There are number of cases pending in the court but still it has been accepted by the people now. Over 3 crore cases are pending in the court which is terrible for them. When we talk about plea bargaining in India we definitely utter the famous saying “Justice delayed is Justice denied.” This concept has not been in the Indian Criminal Justice System since the start, it was introduced by various Indian legal scholars and jurists. Plea deal is basically an agreement between accused and prosecution wherein the accused agrees to plead guilty and asks for some concession in his punishment. Many Countries have accepted the concept of plea deals in their Criminal Justice System since start. Plea deal is not available in the cases of death or imprisonment for life or for heinous crimes. Plea negotiating was not necessary prior to 1960 because there was no legal representation; nevertheless, following that year, legal representation became available, and plea bargaining was introduced. This concept has not been in the Indian criminal justice system since the start.

Plea bargaining meaning.
It is the agreement between accused and the prosecutor, in which the accused pleads guilty in return of having concessions in his punishment. The word “plea” refers to request or prayer and the word “bargaining” refers to the negotiation. It was implanted in the Indian Criminal Justice System after realizing that there are numerous cases pending in the court since long.

Types of plea bargaining

  1. Charge bargain: In this, the accused agrees to plead guilty asking for the concession in the original charges. It is generally not used in the courts as it seems to be in against of the Indian Criminal Justice System.
  2. Sentence bargain: The negotiation between both accused and prosecution is there wherein the accused agrees to plead guilty in replacement of a prosecution’s guarantee to acclaim the lighter sentence. The major motive of this sentence id to have a lighter sentence.
  3. Fact bargaining: In this, the accused agrees to certain facts in order to prevent from other facts which could be used as evidence.

Plea bargaining in India
The 154th law commission recommended the introduction of plea bargaining in India. In Malimath Committee Report, Justice V.S. Malimathcome up to a proposal to deal with the growing number of cases by suggesting the concept of Plea Bargaining. Many debates were there whether Plea deal is acceptable in Indian Criminal Justice System or not. The landmark case of State of Uttar Pradesh vs. Chandrika, it was held that on the basis of mere acceptance court cannot settle the criminal case, there need to be the actual punishment for the accused. After many debates, court found it acceptable that apart from heinous crimes there can be the use of plea bargaining in India. For that matter in Criminal Procedure Code after 2005 amendment, some provisions were added. Section- 265A to 265L deals with the provisions wherein:

  • The offenses which are of heinous nature with imprisonment of death or 7 years or more cannot claim plea bargaining.
  • Where the socio-economic condition is not affected in the country, he can claim the same.
  • Where offenses are not committed against any girl or women or the children under 14 years of age, can claim the plea bargaining.
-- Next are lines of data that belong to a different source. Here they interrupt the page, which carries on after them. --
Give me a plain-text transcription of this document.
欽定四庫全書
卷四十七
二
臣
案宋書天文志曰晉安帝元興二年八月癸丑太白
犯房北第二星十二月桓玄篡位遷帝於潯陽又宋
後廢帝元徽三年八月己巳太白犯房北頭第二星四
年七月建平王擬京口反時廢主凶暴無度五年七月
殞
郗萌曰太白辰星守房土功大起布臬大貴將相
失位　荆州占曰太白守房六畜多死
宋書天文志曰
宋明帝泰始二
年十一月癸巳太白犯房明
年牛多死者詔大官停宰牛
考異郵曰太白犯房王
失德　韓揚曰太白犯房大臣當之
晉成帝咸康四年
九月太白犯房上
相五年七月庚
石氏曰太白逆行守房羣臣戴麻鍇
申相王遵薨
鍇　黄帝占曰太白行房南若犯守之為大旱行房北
In the case of Kasambhai vs State of Gujarat & Kachhia Patel Shantilal Koderlal vs State of Gujarat and Anrthe Apex court clearly termed plea bargaining as unconstitutional and against the Criminal Justice System. Also, it creates collusion and corruption. But in the case of the State of Gujarat vs Natwar Harchandji Thakor hon’ble court acknowledged the concept of Plea Bargaining wherein it has been mentioned that it should be a case-to-case basis whether plea deal should be opted or not.
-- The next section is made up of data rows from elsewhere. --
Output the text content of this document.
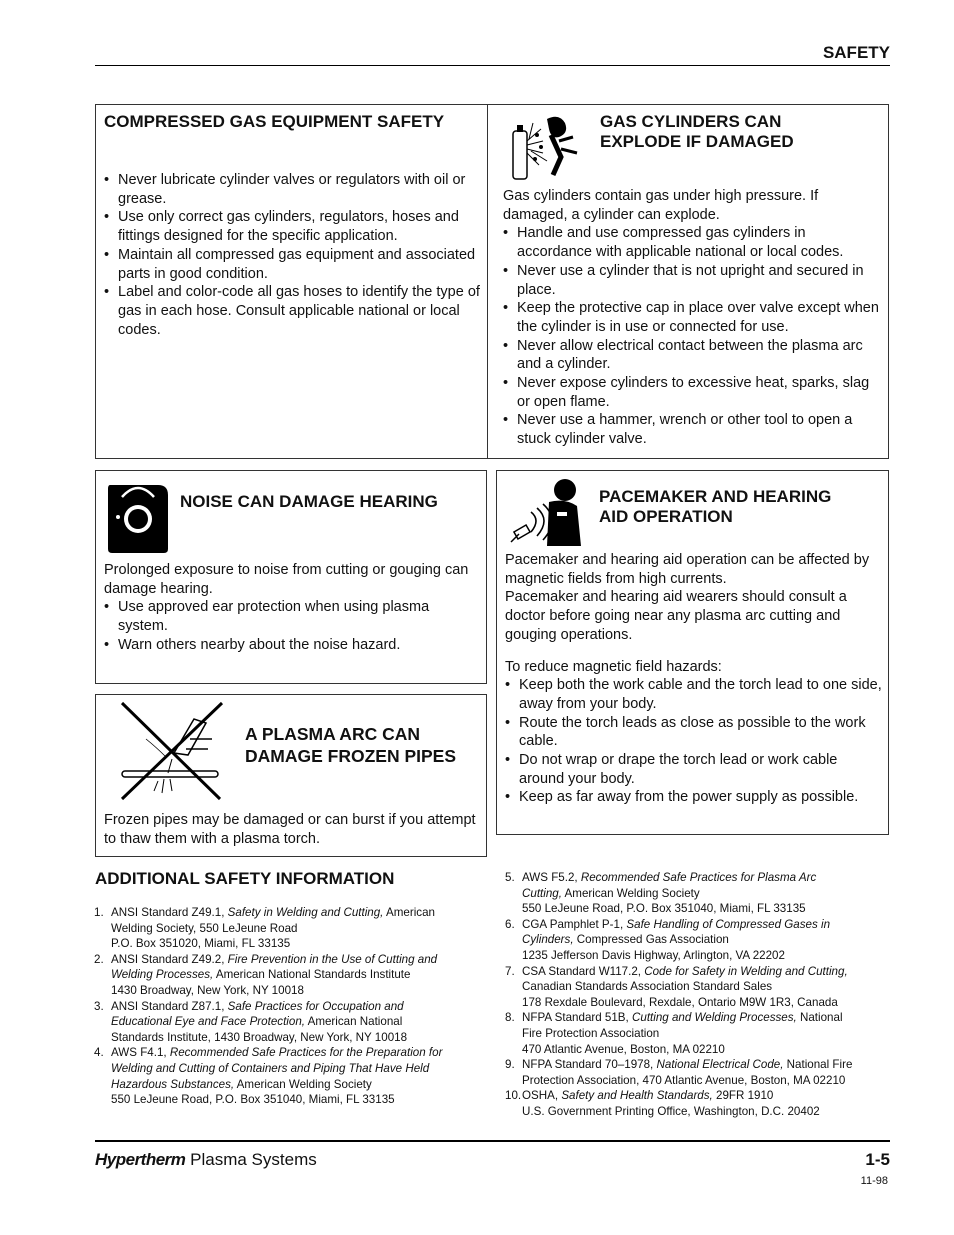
SAFETY
COMPRESSED GAS EQUIPMENT SAFETY
• Never lubricate cylinder valves or regulators with oil or grease.
• Use only correct gas cylinders, regulators, hoses and fittings designed for the specific application.
• Maintain all compressed gas equipment and associated parts in good condition.
• Label and color-code all gas hoses to identify the type of gas in each hose. Consult applicable national or local codes.
GAS CYLINDERS CAN
EXPLODE IF DAMAGED

Gas cylinders contain gas under high pressure. If damaged, a cylinder can explode.

• Handle and use compressed gas cylinders in accordance with applicable national or local codes.
• Never use a cylinder that is not upright and secured in place.
• Keep the protective cap in place over valve except when the cylinder is in use or connected for use.
• Never allow electrical contact between the plasma arc and a cylinder.
• Never expose cylinders to excessive heat, sparks, slag or open flame.
• Never use a hammer, wrench or other tool to open a stuck cylinder valve.
NOISE CAN DAMAGE HEARING

Prolonged exposure to noise from cutting or gouging can damage hearing.

• Use approved ear protection when using plasma system.
• Warn others nearby about the noise hazard.
PACEMAKER AND HEARING
AID OPERATION

Pacemaker and hearing aid operation can be affected by magnetic fields from high currents.

Pacemaker and hearing aid wearers should consult a doctor before going near any plasma arc cutting and gouging operations.

To reduce magnetic field hazards:

• Keep both the work cable and the torch lead to one side, away from your body.
• Route the torch leads as close as possible to the work cable.
• Do not wrap or drape the torch lead or work cable around your body.
• Keep as far away from the power supply as possible.
A PLASMA ARC CAN
DAMAGE FROZEN PIPES

Frozen pipes may be damaged or can burst if you attempt to thaw them with a plasma torch.

ADDITIONAL SAFETY INFORMATION
1. ANSI Standard Z49.1, Safety in Welding and Cutting, American
Welding Society, 550 LeJeune Road
P.O. Box 351020, Miami, FL 33135
2. ANSI Standard Z49.2, Fire Prevention in the Use of Cutting and
Welding Processes, American National Standards Institute
1430 Broadway, New York, NY 10018
3. ANSI Standard Z87.1, Safe Practices for Occupation and
Educational Eye and Face Protection, American National
Standards Institute, 1430 Broadway, New York, NY 10018
4. AWS F4.1, Recommended Safe Practices for the Preparation for
Welding and Cutting of Containers and Piping That Have Held
Hazardous Substances, American Welding Society
550 LeJeune Road, P.O. Box 351040, Miami, FL 33135
5. AWS F5.2, Recommended Safe Practices for Plasma Arc
Cutting, American Welding Society
550 LeJeune Road, P.O. Box 351040, Miami, FL 33135
6. CGA Pamphlet P-1, Safe Handling of Compressed Gases in
Cylinders, Compressed Gas Association
1235 Jefferson Davis Highway, Arlington, VA 22202
7. CSA Standard W117.2, Code for Safety in Welding and Cutting,
Canadian Standards Association Standard Sales
178 Rexdale Boulevard, Rexdale, Ontario M9W 1R3, Canada
8. NFPA Standard 51B, Cutting and Welding Processes, National
Fire Protection Association
470 Atlantic Avenue, Boston, MA 02210
9. NFPA Standard 70–1978, National Electrical Code, National Fire
Protection Association, 470 Atlantic Avenue, Boston, MA 02210
10. OSHA, Safety and Health Standards, 29FR 1910
U.S. Government Printing Office, Washington, D.C. 20402
Hypertherm Plasma Systems	1-5
11-98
Significant features of Plea Bargaining

  1. it is available for the crimes having punishment up to 7 years.
  2. It is not available. Where the offense is against a woman or a child below the age of 14 years
  3. It is used to deduct the timing for long term standing cases.
  4. It drops out the multiple charges.
  5. It is used to cut the delay of dismissal of criminal cases.
  6. No appeal shall to any other court when there is an order of plea bargaining by a court.

Conclusion
Plea bargaining was introduced in India in 1950, when India got its constitution. The need for a plea deal was felt because of the plentiful number of cases pending in court. When there is a delay in the trial process, we see that there is a delay in serving justice as the crime is still rising. The implantation of this concept would be successful when there was effective and positive work in the system. It’s going to be extremely useful for thousands if used properly from case to case. Therefore, we can say that the concept of plea bargaining is actually a profit for our justice system, and it adds new dimensions to the system.